Second, if this were to happen in the future, it would mean Pederson fully unlocked Lawrence’s potential, and Lawrence became one of the better quarterbacks in the league. It also means that the team hit on several draft picks and continued to add talent to the roster. The Jaguars would have to add some true superstar-level players via draft, free agency, and trade. Again, the current roster is a long way off from that.
Lastly, among many other things, I am sure it would likely be because Pederson changed the culture in Jacksonville. This has been a dormant franchise for a decade-and-a-half (outside of 2017) and has a culture of losing. Pederson will aim to instill confidence in the organization, laying the foundation, eventually teaching the players how to win games in the NFL, and creating that culture of winners where the standard is as high as it can be and anything less than that is unacceptable.
With that said, the Jaguars have never reached a Super Bowl in franchise history. It might take an additional miracle or two in addition to the points above for Jacksonville to eventually win a championship.
As of this writing, DraftKings Sportsbook has the Colts as 4-point favorites going into Jacksonville. If you’re betting on games, I truly hope you are using more information than just this Q&A article for research, but either way, you can find updated lines at DraftKings Sportsbook.
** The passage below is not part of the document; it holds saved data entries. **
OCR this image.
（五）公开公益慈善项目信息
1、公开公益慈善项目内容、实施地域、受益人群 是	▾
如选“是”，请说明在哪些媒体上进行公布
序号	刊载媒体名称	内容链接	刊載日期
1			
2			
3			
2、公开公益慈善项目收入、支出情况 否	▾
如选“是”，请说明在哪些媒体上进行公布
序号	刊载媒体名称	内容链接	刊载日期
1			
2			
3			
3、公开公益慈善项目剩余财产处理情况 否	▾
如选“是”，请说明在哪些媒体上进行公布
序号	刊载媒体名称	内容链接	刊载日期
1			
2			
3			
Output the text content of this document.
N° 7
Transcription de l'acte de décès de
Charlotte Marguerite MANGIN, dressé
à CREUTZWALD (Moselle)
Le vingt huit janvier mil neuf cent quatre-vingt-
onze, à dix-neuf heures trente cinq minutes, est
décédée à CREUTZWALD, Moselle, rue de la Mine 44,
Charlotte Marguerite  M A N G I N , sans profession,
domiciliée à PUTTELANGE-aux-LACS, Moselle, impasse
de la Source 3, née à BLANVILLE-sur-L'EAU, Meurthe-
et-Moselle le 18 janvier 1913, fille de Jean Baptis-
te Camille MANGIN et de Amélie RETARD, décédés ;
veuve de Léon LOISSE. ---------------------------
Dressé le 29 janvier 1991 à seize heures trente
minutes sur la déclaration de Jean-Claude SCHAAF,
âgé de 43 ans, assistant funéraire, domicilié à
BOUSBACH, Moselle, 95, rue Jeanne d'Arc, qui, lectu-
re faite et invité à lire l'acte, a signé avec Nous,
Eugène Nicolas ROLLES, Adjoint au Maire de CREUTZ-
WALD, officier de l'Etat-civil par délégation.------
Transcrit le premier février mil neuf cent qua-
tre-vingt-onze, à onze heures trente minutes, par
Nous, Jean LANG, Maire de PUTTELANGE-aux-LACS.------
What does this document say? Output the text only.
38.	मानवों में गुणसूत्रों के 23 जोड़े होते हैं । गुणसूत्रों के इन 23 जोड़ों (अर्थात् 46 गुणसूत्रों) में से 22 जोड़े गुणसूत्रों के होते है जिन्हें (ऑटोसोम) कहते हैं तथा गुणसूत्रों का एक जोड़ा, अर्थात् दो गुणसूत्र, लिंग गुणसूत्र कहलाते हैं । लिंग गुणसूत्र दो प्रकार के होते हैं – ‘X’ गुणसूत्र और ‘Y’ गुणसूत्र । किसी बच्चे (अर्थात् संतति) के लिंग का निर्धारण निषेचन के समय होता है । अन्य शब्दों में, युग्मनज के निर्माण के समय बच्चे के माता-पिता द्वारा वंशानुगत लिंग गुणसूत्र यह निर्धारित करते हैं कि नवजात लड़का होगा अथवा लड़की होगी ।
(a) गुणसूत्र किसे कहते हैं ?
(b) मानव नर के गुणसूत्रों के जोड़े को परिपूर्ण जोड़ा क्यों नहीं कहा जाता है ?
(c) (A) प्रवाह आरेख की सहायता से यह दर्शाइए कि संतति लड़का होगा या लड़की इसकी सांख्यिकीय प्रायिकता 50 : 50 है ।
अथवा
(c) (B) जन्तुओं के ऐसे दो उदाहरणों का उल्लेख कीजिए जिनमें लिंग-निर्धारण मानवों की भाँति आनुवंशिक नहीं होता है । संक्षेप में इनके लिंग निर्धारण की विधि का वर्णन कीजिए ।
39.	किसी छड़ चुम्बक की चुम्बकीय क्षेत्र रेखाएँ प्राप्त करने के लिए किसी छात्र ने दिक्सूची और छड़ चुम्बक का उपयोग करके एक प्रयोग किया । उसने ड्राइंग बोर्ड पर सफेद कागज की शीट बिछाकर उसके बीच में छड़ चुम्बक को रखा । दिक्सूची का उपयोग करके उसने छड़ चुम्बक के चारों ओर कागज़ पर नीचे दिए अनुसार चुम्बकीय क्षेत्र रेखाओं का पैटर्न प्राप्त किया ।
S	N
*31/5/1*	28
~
I won’t bet against the Colts, but frankly, nothing they showed me in week one makes me believe 4 points is warranted, especially with the Jags coming off of a loss, in Jacksonville- somewhere the Indianapolis Colts haven’t won in seven years.
I thank Ryan O’Bleness for taking the time to answer these burning questions and letting us know a little more about the 2022 Jacksonville Jaguars.